Figure 3: Scatterplot depicting increased stiffness values in the tumour when compared to adipose tissue (orange symbols) and fibroglandular tissue (blue symbols). Paired-samples t- test revealed a significant difference of p<0.01 when tumour tissue stiffness values were compared with fibroglandular or adipose tissue stiffness values.
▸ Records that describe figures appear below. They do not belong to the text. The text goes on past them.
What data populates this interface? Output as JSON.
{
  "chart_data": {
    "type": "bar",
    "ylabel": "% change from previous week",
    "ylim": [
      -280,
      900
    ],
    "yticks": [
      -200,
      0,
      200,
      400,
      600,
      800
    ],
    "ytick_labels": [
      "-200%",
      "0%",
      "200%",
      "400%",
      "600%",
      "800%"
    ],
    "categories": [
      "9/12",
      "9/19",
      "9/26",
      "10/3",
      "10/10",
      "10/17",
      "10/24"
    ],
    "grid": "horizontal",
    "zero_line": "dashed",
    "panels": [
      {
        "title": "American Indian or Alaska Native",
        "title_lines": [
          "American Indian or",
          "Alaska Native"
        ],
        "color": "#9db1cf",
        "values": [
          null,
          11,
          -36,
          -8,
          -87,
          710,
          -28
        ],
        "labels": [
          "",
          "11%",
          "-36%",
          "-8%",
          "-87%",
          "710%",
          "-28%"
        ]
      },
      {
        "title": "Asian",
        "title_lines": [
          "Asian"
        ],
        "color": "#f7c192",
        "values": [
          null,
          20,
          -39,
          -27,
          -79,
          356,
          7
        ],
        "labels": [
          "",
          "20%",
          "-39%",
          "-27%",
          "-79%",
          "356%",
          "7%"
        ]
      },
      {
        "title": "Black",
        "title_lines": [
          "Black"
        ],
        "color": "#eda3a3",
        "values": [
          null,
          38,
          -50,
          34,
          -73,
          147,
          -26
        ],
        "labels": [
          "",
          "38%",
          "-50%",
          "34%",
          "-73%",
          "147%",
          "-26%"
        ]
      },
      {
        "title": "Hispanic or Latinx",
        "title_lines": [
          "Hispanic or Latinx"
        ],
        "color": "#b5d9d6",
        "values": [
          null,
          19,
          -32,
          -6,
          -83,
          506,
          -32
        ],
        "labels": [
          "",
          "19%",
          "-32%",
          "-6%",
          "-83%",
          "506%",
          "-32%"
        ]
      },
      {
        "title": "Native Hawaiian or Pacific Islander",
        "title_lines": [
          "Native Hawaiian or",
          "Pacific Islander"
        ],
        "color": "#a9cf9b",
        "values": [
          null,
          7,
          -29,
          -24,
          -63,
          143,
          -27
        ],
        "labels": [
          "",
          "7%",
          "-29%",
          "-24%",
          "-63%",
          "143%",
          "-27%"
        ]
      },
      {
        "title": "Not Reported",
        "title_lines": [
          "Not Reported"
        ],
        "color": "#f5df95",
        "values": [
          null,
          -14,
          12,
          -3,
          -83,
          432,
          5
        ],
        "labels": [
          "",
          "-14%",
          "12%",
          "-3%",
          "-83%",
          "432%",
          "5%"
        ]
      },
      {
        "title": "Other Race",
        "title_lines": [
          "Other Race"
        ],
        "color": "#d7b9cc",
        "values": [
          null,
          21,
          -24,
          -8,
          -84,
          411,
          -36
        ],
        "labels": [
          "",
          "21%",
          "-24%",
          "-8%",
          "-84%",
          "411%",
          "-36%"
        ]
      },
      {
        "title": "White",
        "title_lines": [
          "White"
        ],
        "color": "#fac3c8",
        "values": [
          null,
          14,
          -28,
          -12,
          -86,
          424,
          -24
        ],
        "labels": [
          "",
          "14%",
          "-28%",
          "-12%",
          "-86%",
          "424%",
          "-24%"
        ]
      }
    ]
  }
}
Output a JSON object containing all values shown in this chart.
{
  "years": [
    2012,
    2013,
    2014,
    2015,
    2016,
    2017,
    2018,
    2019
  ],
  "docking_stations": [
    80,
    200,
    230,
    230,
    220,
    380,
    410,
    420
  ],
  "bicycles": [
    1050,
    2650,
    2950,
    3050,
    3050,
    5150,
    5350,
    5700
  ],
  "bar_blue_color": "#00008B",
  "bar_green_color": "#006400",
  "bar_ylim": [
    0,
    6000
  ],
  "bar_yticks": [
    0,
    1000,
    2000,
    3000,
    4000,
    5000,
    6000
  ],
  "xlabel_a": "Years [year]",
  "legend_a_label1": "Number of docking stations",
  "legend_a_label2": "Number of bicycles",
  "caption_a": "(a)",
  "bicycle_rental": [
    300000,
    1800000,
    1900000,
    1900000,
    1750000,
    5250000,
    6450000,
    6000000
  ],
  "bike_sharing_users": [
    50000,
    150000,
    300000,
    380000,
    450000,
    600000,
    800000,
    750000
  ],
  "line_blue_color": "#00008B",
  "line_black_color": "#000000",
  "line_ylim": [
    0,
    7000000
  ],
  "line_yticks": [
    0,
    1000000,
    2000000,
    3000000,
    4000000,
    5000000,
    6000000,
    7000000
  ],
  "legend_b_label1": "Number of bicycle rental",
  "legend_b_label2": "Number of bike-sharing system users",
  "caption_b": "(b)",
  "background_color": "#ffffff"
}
Figure 4: Scatterplot depicting the relationship between elasticity (Gd) and viscosity (Gl) in malignant lesions (n=15; red squares), fibroglandular tissue (n=11; blue triangles) and adipose tissue (n=13; green circles). Values of elasticity and viscosity between malignant lesions and adipose or fibroglandular tissue are significantly different. Some overlap between benign and malignant tissue has been observed. A trend of tumours with lymphovascular invasion demonstrating the highest increase in viscoelasticity has been observed. A benign lesion (fibroadenoma, pink diamond) has demonstrated a higher elasticity to viscosity ratio than 14 out of the 15 malignant lesions as depicted by the corresponding trendline (pink dotted line).

Figure 5: Scatterplot demonstrating the viscoelasticity in breast tumours (multi-coloured squares) in relation to histological grade alongside adipose (grey circles) and fibroglandular tissue (light blue triangles). Interestingly, breast tumours with a higher histological grade do not demonstrate a correlation with increased values in elasticity and viscosity.